Partner with stakeholders. Predictive algorithms should be developed with people they are likely to affect. Stakeholders are best placed to provide input on difficult ethical questions and historical context. One example is the work by statistician Kristian Lum at the Human Rights Data Analysis Group in San Francisco, California, which investigates criminal-justice algorithms8. Such algorithms decide whether to detain or release arrested individuals and how high to set their bail, yet they are known to be biased. Lum has invited people affected by such decisions to speak at academic conferences attended by people who research these algorithms. This has led to closer collaboration, including the tutorial ‘Understanding the context and consequences of pre-trial detention’ presented at the 2018 ACM conference on Fairness, Accountability and Transparency in New York. So far, most stakeholder work has focused on criminal justice. Another setting that would benefit from it is mortgage lending.

We propose that a rotating, interdisciplinary panel of stakeholders investigates the impacts of algorithmic decisions, for example as part of a new international regulatory institute.

Make the workforce equitable. Women and people from minority groups are under-represented in the fields of statistics and machine learning. This directly contributes to the creation of unfair algorithms. For example, if facial detection software struggles to detect faces of black people9, it is likely the algorithm was trained largely on data representing white people. Initiatives such as Black in AI (go.nature.com/38pbcaa) or Women in Machine Learning (go.nature.com/2s5km5g) are positive steps.

And we can go further. Causal models can themselves help to address the field’s ‘pipeline problem’ by identifying where unfairness enters the process and which interventions can increase the participation of under-represented groups without shifting the burden to extra work for role models in those groups. Academic institutions should critically evaluate and use these models for fairer admissions in fields related to artificial intelligence.

Identify when algorithms are inappropriate. Statistics and machine learning are not all-powerful. Some problems should not be solved by expanding data-gathering capabilities and automating decisions. For example, a more accurate model for predictive policing won’t solve many of the ethical concerns related to the criminal legal system. In fact, these methods can mask structural issues, including the fact that many neighbourhoods are policed by people who do not live in them10. This disconnect means that police officers might not be invested in the community they police or the people they arrest.

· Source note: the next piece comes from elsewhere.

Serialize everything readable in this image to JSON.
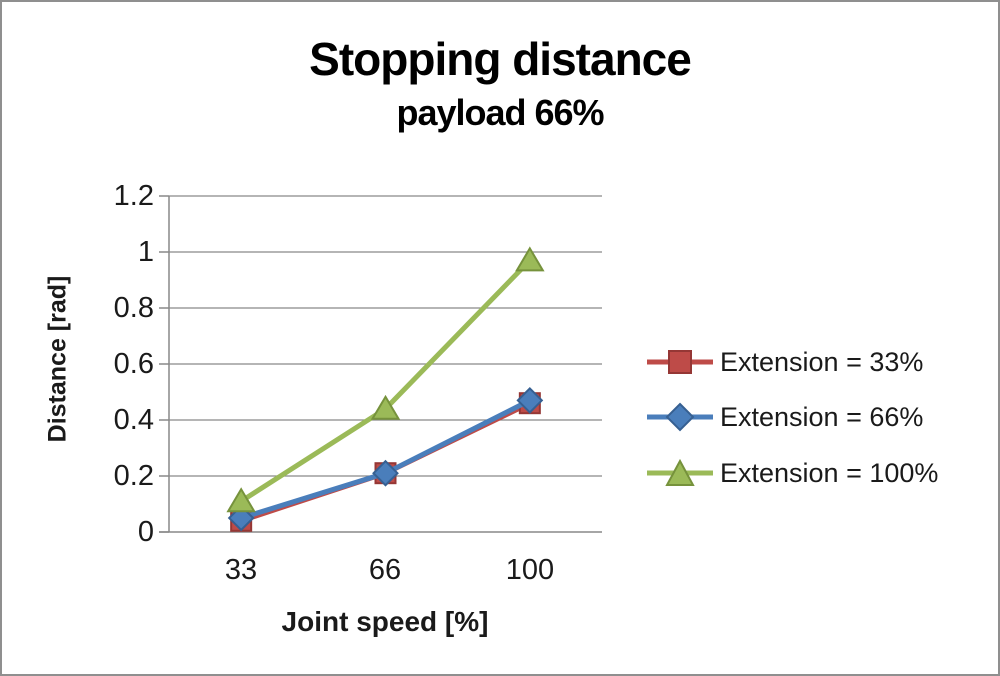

There are red flags when demographics, such as ethnic origin, influence nearly every piece of information in a causal graph, or when previous attempts to address a bias failed because people strategically changed behaviours in response. In these cases, an algorithmic solution would paper over a system that needs fundamental change.

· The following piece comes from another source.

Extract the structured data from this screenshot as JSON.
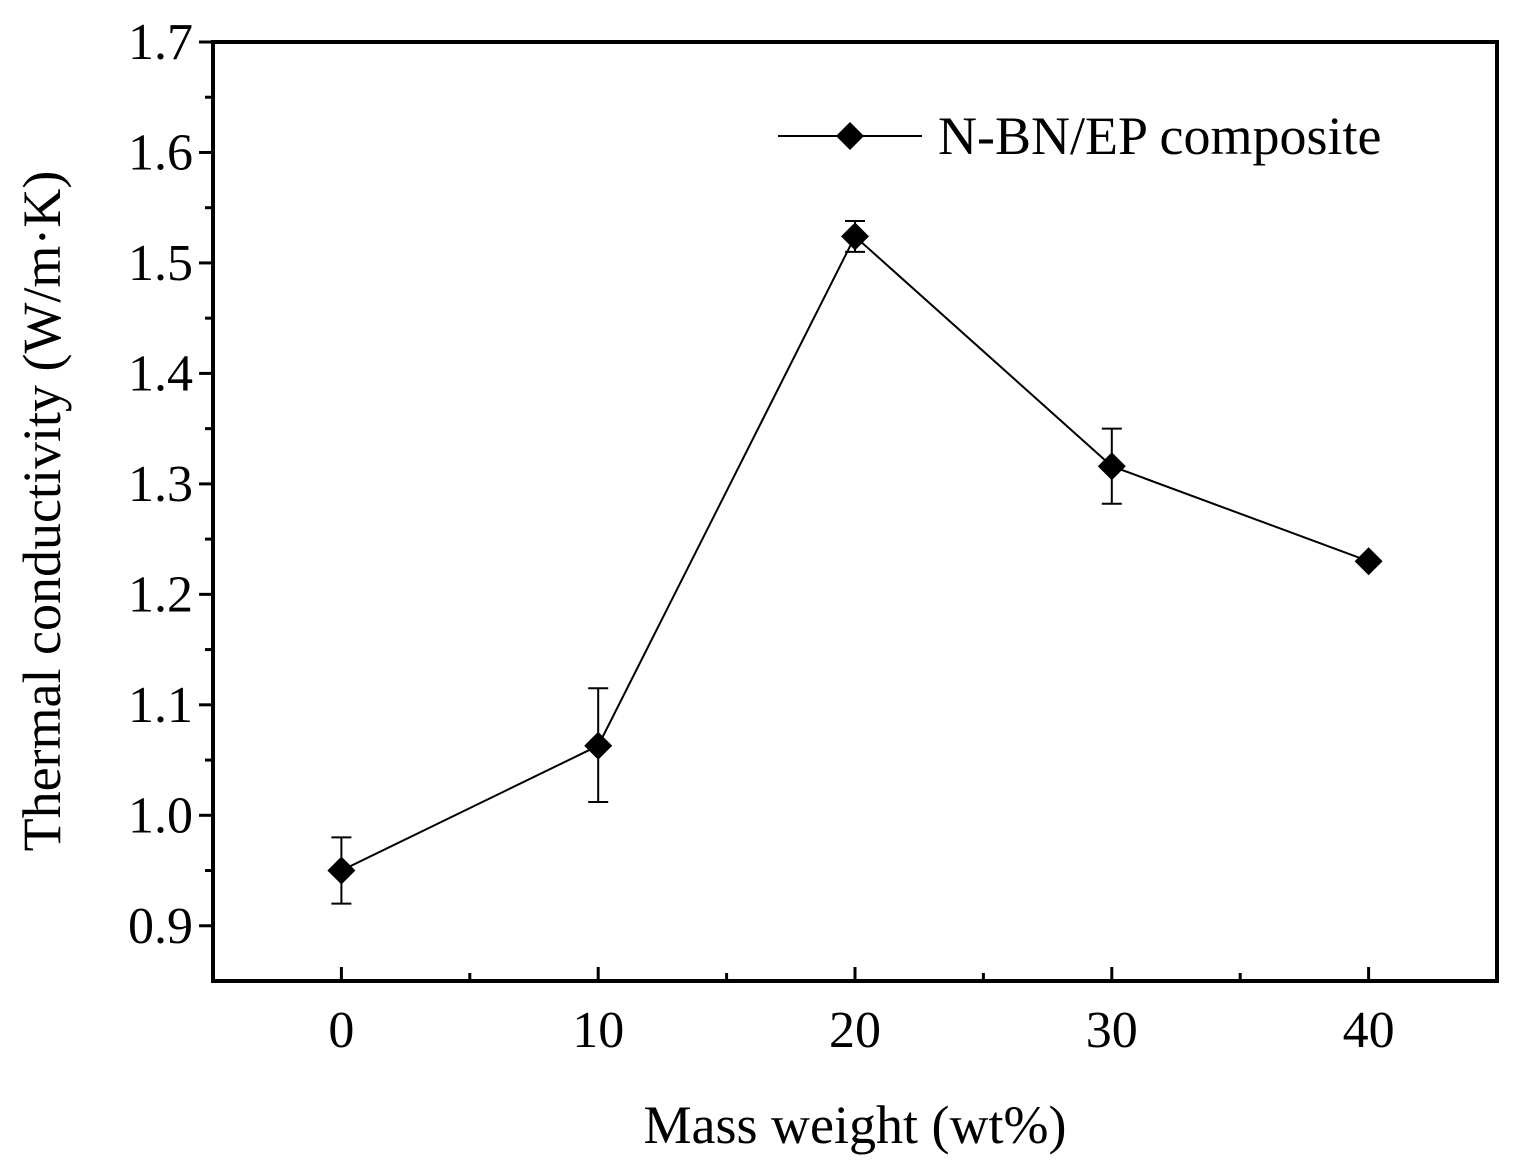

Foment criticism. A vibrant culture of feedback is essential. Researchers need to continually question their models, evaluation techniques and assumptions. Useful as causal models are, they should be scrutinized intensely: bad models can make discrimination worse11. At the very least, a scientist should check whether a model has the right data to make causal claims, and how much these claims would change when the assumptions are relaxed.

Algorithms are increasingly used to make potentially life-changing decisions about people. By using causal models to formalize our understanding of discrimination, we must build these algorithms to respect the ethical standards required of human decision makers.